Leaders of Congregational Consensus
Congregations need empowering movements with articulate and risk-taking leaders who are molders of consensus. Anything less is inadequate in a complex, chaordic world. Such movements and leaders are not dictatorial leaders. They are inspirational leaders. They are leaders who do not tell people to get out there and do it. They are leaders who get out there and do it and inspire others to join with them.
Leaders must lead. Leaders need to develop ideas and actions, and then convince others of their value. Leaders do not figure out which way the crowd is running and hurry to get in front of them. Congregational leaders are inspired by God with a vision, and then invite others to become part of the journey knowing that these followers must also be captivated by the vision for a God-inspired journey. Ultimately God leads the journey. God also works through risk-taking leaders to move in the direction of the destination.
A congregation’s pastor alongside other leaders must clearly and consistently cast the vision God has for the congregation. Congregational leaders must mold a consensus for the vision in spite of opposition. When leaders know the rightness of the vision God has given them, and when leaders see that God’s vision has captivated the imagination of the spiritually passionate people in the congregation, they are compelled to move forward.
Leaders can move into a zone where they pick up speed.
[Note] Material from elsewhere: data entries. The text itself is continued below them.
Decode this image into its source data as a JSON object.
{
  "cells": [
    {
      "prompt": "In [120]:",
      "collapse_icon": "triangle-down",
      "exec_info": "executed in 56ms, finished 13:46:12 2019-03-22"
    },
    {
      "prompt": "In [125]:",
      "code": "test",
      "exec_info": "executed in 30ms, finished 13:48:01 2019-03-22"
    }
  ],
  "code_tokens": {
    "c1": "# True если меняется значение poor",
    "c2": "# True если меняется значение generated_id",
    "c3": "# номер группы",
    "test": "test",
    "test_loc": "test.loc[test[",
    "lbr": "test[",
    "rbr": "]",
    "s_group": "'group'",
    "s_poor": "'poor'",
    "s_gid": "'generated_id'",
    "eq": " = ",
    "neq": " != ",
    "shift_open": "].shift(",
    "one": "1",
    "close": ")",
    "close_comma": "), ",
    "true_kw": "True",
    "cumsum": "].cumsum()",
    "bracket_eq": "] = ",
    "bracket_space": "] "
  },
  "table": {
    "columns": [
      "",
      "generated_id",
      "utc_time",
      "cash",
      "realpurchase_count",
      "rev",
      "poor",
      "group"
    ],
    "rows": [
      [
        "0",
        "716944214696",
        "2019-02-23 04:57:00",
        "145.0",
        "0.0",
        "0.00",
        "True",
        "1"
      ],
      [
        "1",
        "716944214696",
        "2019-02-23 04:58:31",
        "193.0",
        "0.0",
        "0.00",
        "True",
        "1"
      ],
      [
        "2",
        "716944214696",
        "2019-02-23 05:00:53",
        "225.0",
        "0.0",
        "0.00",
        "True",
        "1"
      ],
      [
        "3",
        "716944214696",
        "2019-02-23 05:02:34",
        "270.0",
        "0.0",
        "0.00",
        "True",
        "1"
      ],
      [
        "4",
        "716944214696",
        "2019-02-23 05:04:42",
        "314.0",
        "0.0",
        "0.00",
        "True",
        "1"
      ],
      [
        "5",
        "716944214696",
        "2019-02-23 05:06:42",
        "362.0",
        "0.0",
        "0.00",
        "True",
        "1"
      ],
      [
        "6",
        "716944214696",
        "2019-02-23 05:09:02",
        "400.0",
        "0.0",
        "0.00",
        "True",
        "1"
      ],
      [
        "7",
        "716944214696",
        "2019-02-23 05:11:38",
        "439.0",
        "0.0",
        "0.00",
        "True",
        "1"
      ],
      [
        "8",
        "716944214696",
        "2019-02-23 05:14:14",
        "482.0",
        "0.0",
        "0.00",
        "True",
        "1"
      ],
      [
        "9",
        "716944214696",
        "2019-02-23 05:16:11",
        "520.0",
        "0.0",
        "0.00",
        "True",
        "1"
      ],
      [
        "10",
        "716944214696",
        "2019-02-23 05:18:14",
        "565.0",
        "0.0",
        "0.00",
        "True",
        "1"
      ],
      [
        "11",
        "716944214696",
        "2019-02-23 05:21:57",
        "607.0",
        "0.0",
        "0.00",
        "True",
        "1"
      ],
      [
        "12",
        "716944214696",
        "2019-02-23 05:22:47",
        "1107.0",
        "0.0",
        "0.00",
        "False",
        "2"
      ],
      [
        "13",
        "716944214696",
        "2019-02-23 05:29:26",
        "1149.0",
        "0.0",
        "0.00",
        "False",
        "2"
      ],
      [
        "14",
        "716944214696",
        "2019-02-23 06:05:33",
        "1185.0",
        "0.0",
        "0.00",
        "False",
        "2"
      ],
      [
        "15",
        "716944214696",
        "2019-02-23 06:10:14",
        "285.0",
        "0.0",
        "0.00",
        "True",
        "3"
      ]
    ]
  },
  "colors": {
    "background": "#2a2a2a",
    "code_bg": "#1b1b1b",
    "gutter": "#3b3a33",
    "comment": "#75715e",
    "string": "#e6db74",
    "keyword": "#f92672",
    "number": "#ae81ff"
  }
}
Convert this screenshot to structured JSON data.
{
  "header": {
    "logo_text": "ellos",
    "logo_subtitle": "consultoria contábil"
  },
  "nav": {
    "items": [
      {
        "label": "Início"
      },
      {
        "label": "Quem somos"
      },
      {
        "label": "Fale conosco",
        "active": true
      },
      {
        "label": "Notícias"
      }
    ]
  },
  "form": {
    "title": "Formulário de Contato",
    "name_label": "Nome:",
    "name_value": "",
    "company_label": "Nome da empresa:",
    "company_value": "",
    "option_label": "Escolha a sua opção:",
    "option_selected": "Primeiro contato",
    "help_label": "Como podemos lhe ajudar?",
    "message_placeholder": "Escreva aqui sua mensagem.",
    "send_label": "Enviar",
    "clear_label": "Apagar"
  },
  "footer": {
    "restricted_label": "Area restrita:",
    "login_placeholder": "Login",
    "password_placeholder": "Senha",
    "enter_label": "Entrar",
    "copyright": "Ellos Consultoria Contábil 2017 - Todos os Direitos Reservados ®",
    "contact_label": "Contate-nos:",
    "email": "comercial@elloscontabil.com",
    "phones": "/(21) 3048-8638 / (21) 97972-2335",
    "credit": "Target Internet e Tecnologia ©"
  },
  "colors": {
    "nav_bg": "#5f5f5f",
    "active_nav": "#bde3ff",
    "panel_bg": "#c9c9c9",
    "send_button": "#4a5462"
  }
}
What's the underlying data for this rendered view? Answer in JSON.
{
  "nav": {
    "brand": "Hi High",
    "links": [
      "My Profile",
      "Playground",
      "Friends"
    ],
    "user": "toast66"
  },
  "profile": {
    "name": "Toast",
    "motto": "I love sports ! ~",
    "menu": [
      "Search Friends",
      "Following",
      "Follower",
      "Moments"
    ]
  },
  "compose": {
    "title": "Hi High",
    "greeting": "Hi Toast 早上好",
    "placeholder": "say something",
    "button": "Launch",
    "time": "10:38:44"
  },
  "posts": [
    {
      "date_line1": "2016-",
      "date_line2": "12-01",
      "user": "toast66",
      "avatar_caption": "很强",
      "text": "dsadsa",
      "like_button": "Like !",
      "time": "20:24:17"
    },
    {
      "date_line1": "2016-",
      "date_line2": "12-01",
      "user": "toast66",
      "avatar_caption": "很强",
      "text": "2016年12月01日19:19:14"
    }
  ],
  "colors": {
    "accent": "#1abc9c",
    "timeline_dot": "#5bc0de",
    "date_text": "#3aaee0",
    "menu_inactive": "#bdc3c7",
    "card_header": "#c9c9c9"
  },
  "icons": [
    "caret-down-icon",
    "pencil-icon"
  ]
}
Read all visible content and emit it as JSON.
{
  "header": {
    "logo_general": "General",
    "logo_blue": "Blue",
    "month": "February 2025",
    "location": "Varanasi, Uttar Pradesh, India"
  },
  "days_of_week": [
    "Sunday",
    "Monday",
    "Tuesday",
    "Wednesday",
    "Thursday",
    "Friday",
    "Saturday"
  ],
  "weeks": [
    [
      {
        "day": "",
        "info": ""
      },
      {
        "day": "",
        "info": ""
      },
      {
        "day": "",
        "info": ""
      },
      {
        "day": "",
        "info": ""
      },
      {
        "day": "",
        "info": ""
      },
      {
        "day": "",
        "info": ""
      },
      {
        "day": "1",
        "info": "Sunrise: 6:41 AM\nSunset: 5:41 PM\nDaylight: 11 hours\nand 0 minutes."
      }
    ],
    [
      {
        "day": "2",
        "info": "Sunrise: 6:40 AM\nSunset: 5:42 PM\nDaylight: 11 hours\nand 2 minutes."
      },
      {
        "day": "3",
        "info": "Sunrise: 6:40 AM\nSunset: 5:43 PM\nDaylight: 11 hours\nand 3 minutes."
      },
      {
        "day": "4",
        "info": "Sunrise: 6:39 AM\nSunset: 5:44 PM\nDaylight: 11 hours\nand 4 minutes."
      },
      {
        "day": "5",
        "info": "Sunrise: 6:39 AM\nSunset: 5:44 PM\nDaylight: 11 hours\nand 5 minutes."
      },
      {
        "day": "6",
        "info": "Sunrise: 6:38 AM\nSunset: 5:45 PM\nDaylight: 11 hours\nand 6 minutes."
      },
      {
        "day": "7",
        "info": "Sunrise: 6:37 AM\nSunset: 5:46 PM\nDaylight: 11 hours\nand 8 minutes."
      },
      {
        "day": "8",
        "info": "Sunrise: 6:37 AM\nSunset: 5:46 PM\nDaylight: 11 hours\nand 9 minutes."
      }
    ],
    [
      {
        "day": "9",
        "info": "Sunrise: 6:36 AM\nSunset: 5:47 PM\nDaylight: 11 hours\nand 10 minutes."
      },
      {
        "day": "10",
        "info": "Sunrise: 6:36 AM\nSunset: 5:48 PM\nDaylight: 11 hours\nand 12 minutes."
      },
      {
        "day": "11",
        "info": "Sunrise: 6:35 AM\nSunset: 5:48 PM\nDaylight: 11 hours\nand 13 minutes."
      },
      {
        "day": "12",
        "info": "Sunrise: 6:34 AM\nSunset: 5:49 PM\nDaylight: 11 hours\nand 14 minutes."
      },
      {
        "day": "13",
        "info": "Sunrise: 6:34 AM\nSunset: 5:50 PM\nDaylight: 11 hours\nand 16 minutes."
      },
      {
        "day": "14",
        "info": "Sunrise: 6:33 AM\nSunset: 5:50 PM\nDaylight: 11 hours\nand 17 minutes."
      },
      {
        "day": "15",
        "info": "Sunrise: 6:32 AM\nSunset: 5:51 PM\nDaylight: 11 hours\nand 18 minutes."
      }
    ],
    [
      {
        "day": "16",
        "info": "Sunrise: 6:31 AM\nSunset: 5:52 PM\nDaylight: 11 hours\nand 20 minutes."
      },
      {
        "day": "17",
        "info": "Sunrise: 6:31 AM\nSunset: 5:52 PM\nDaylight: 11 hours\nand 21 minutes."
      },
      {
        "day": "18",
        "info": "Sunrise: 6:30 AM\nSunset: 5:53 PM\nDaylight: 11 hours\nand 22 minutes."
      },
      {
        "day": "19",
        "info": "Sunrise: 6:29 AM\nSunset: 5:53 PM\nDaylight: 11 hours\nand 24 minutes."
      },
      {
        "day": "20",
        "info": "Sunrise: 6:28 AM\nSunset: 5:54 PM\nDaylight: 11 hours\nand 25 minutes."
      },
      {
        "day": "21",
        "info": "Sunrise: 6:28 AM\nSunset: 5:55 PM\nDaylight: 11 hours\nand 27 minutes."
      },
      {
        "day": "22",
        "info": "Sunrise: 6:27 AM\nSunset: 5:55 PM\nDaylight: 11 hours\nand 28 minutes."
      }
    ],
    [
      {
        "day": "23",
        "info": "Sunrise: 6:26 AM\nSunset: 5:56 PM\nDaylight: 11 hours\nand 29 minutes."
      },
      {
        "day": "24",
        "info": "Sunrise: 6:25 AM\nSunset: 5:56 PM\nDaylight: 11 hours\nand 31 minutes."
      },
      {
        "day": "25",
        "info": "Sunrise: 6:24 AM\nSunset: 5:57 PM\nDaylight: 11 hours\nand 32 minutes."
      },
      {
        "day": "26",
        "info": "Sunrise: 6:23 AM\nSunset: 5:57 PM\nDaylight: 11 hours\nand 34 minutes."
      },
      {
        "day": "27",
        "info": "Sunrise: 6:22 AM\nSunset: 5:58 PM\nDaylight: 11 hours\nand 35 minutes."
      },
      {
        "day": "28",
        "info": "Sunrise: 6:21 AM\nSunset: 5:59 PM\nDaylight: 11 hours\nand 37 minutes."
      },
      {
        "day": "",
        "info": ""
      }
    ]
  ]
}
Their prophetic boldness becomes palpable. They are willing to take up their cross and follow Jesus. They are willing to come and die. While they authentically fear those who oppose them and even want to kill them, they fear more the failure to do the will of God. Yes, they become radicalized.
At the point of radicalization they need more than anything else two or three people who can help them stay within the realm of reality. Otherwise they lose perspective. They create a gap between where they are and where the people are who they are leading.
They need people around them like Leo McGarry. Leo was the Chief of Staff to Jeb Bartlett on The West Wing. He had been the key friend and political ally who helped Bartlett become President of the United States. Leo was a truth-teller. He also knew that when Bartlett was speaking and looked down to his left that he had made a decision and was going to speak with conviction.
Whether the leaders you follow are the fictitious Frank Reagan and Jeb Bartlett, or the real Martin Luther King Jr., the best ones will be the proactive molders of consensus rather than the ones wildly searching for and begging for consensus.